Une ten­ta­tive ana­logue au Congrès de Ber­lin, en 1878, a don­né d’ex­cel­lents résul­tats par endroits, de détes­tables ailleurs. La même for­mule hon­nê­te­ment appli­quée par la Ser­bie, le Mon­té­né­gro, la Bul­ga­rie, la Grèce, a pra­ti­que­ment réso­lu la ques­tion juive dans ces pays. Mais en Rou­ma­nie, l’as­tuce de Bra­tia­no, le père de l’ac­tuel ministre, a élu­dé les obli­ga­tions impo­sées. Le fils s’ap­prê­tant à mar­cher sur les traces du père, il a fal­lu cher­cher d’autres moyens. C’est de cette néces­si­té, autant que de l’in­ter­pré­ta­tion natio­na­liste don­née récem­ment à la men­ta­li­té juive, qu’est née la for­mule de l’au­to­no­mie natio­nale des mino­ri­tés juives.

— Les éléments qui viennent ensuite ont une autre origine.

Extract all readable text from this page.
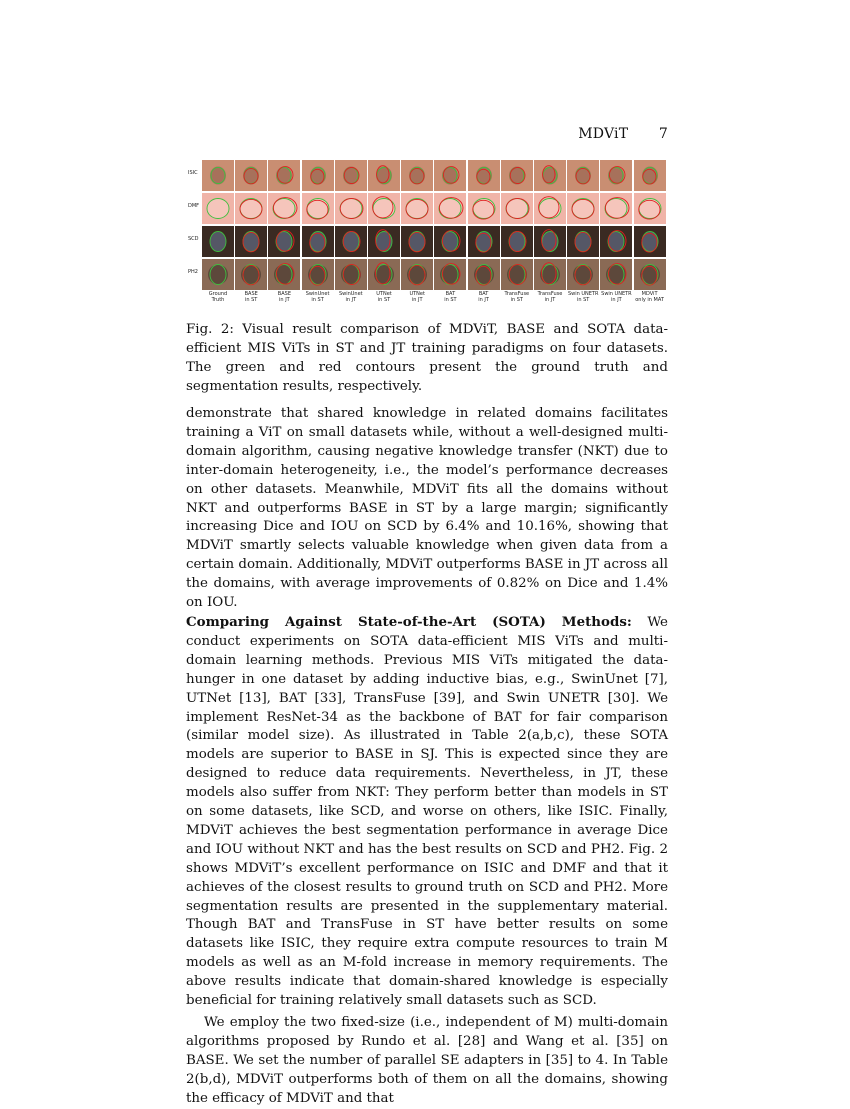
MDViT 7
ISIC
DMF
SCD
PH2
Ground
Truth
BASE
in ST
BASE
in JT
SwinUnet
in ST
SwinUnet
in JT
UTNet
in ST
UTNet
in JT
BAT
in ST
BAT
in JT
TransFuse
in ST
TransFuse
in JT
Swin UNETR
in ST
Swin UNETR
in JT
MDViT
only in MAT
Fig. 2: Visual result comparison of MDViT, BASE and SOTA data-efficient MIS ViTs in ST and JT training paradigms on four datasets. The green and red contours present the ground truth and segmentation results, respectively.

demonstrate that shared knowledge in related domains facilitates training a ViT on small datasets while, without a well-designed multi-domain algorithm, causing negative knowledge transfer (NKT) due to inter-domain heterogeneity, i.e., the model’s performance decreases on other datasets. Meanwhile, MDViT fits all the domains without NKT and outperforms BASE in ST by a large margin; significantly increasing Dice and IOU on SCD by 6.4% and 10.16%, showing that MDViT smartly selects valuable knowledge when given data from a certain domain. Additionally, MDViT outperforms BASE in JT across all the domains, with average improvements of 0.82% on Dice and 1.4% on IOU.

Comparing Against State-of-the-Art (SOTA) Methods: We conduct experiments on SOTA data-efficient MIS ViTs and multi-domain learning methods. Previous MIS ViTs mitigated the data-hunger in one dataset by adding inductive bias, e.g., SwinUnet [7], UTNet [13], BAT [33], TransFuse [39], and Swin UNETR [30]. We implement ResNet-34 as the backbone of BAT for fair comparison (similar model size). As illustrated in Table 2(a,b,c), these SOTA models are superior to BASE in SJ. This is expected since they are designed to reduce data requirements. Nevertheless, in JT, these models also suffer from NKT: They perform better than models in ST on some datasets, like SCD, and worse on others, like ISIC. Finally, MDViT achieves the best segmentation performance in average Dice and IOU without NKT and has the best results on SCD and PH2. Fig. 2 shows MDViT’s excellent performance on ISIC and DMF and that it achieves of the closest results to ground truth on SCD and PH2. More segmentation results are presented in the supplementary material. Though BAT and TransFuse in ST have better results on some datasets like ISIC, they require extra compute resources to train M models as well as an M-fold increase in memory requirements. The above results indicate that domain-shared knowledge is especially beneficial for training relatively small datasets such as SCD.

We employ the two fixed-size (i.e., independent of M) multi-domain algorithms proposed by Rundo et al. [28] and Wang et al. [35] on BASE. We set the number of parallel SE adapters in [35] to 4. In Table 2(b,d), MDViT outperforms both of them on all the domains, showing the efficacy of MDViT and that
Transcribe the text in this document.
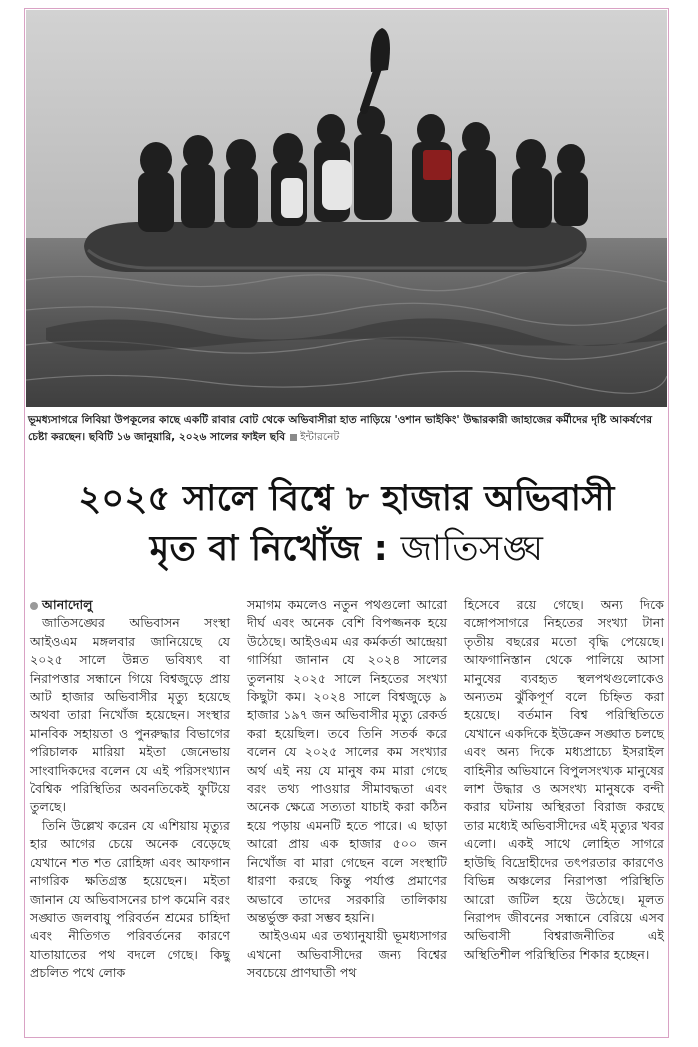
ভূমধ্যসাগরে লিবিয়া উপকূলের কাছে একটি রাবার বোট থেকে অভিবাসীরা হাত নাড়িয়ে 'ওশান ভাইকিং' উদ্ধারকারী জাহাজের কর্মীদের দৃষ্টি আকর্ষণের চেষ্টা করছেন। ছবিটি ১৬ জানুয়ারি, ২০২৬ সালের ফাইল ছবি ইন্টারনেট
২০২৫ সালে বিশ্বে ৮ হাজার অভিবাসী
মৃত বা নিখোঁজ : জাতিসঙ্ঘ

আনাদোলু

জাতিসঙ্ঘের অভিবাসন সংস্থা আইওএম মঙ্গলবার জানিয়েছে যে ২০২৫ সালে উন্নত ভবিষ্যৎ বা নিরাপত্তার সন্ধানে গিয়ে বিশ্বজুড়ে প্রায় আট হাজার অভিবাসীর মৃত্যু হয়েছে অথবা তারা নিখোঁজ হয়েছেন। সংস্থার মানবিক সহায়তা ও পুনরুদ্ধার বিভাগের পরিচালক মারিয়া মইতা জেনেভায় সাংবাদিকদের বলেন যে এই পরিসংখ্যান বৈশ্বিক পরিস্থিতির অবনতিকেই ফুটিয়ে তুলছে।

তিনি উল্লেখ করেন যে এশিয়ায় মৃত্যুর হার আগের চেয়ে অনেক বেড়েছে যেখানে শত শত রোহিঙ্গা এবং আফগান নাগরিক ক্ষতিগ্রস্ত হয়েছেন। মইতা জানান যে অভিবাসনের চাপ কমেনি বরং সঙ্ঘাত জলবায়ু পরিবর্তন শ্রমের চাহিদা এবং নীতিগত পরিবর্তনের কারণে যাতায়াতের পথ বদলে গেছে। কিছু প্রচলিত পথে লোক

সমাগম কমলেও নতুন পথগুলো আরো দীর্ঘ এবং অনেক বেশি বিপজ্জনক হয়ে উঠেছে। আইওএম এর কর্মকর্তা আন্দ্রেয়া গার্সিয়া জানান যে ২০২৪ সালের তুলনায় ২০২৫ সালে নিহতের সংখ্যা কিছুটা কম। ২০২৪ সালে বিশ্বজুড়ে ৯ হাজার ১৯৭ জন অভিবাসীর মৃত্যু রেকর্ড করা হয়েছিল। তবে তিনি সতর্ক করে বলেন যে ২০২৫ সালের কম সংখ্যার অর্থ এই নয় যে মানুষ কম মারা গেছে বরং তথ্য পাওয়ার সীমাবদ্ধতা এবং অনেক ক্ষেত্রে সত্যতা যাচাই করা কঠিন হয়ে পড়ায় এমনটি হতে পারে। এ ছাড়া আরো প্রায় এক হাজার ৫০০ জন নিখোঁজ বা মারা গেছেন বলে সংস্থাটি ধারণা করছে কিন্তু পর্যাপ্ত প্রমাণের অভাবে তাদের সরকারি তালিকায় অন্তর্ভুক্ত করা সম্ভব হয়নি।

আইওএম এর তথ্যানুযায়ী ভূমধ্যসাগর এখনো অভিবাসীদের জন্য বিশ্বের সবচেয়ে প্রাণঘাতী পথ

হিসেবে রয়ে গেছে। অন্য দিকে বঙ্গোপসাগরে নিহতের সংখ্যা টানা তৃতীয় বছরের মতো বৃদ্ধি পেয়েছে। আফগানিস্তান থেকে পালিয়ে আসা মানুষের ব্যবহৃত স্থলপথগুলোকেও অন্যতম ঝুঁকিপূর্ণ বলে চিহ্নিত করা হয়েছে। বর্তমান বিশ্ব পরিস্থিতিতে যেখানে একদিকে ইউক্রেন সঙ্ঘাত চলছে এবং অন্য দিকে মধ্যপ্রাচ্যে ইসরাইল বাহিনীর অভিযানে বিপুলসংখ্যক মানুষের লাশ উদ্ধার ও অসংখ্য মানুষকে বন্দী করার ঘটনায় অস্থিরতা বিরাজ করছে তার মধ্যেই অভিবাসীদের এই মৃত্যুর খবর এলো। একই সাথে লোহিত সাগরে হাউছি বিদ্রোহীদের তৎপরতার কারণেও বিভিন্ন অঞ্চলের নিরাপত্তা পরিস্থিতি আরো জটিল হয়ে উঠেছে। মূলত নিরাপদ জীবনের সন্ধানে বেরিয়ে এসব অভিবাসী বিশ্বরাজনীতির এই অস্থিতিশীল পরিস্থিতির শিকার হচ্ছেন।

À vrai dire, les déci­sions de la Confé­rence ne donnent, jus­qu’à pré­sent, aucune consé­cra­tion offi­cielle à la « Natio­na­li­té Juive ». Il résulte sim­ple­ment des condi­tions impo­sées à tous, et accep­tées jus­qu’i­ci seule­ment par la Pologne, que les juifs joui­ront théo­ri­que­ment de toutes les liber­tés, avec recours éven­tuel à la Ligue des Nations, en cas de vio­la­tion des engagements.

secte, race ou nation ?

Les diplo­mates de car­rière et les diplo­mates impro­vi­sés suent en ce moment sur cette ques­tion juive qui, par­mi beau­coup d’autres, leur pré­pare de graves mécomptes. Les uns et les autres font preuve d’é­troi­tesse d’es­prit en n’en­vi­sa­geant qu’un côté du pro­blème ; tous ont l’es­prit obsé­dé par des mots ne s’ap­pli­quant pas à cette col­lec­ti­vi­té ori­gi­nale qu’on appelle les juifs.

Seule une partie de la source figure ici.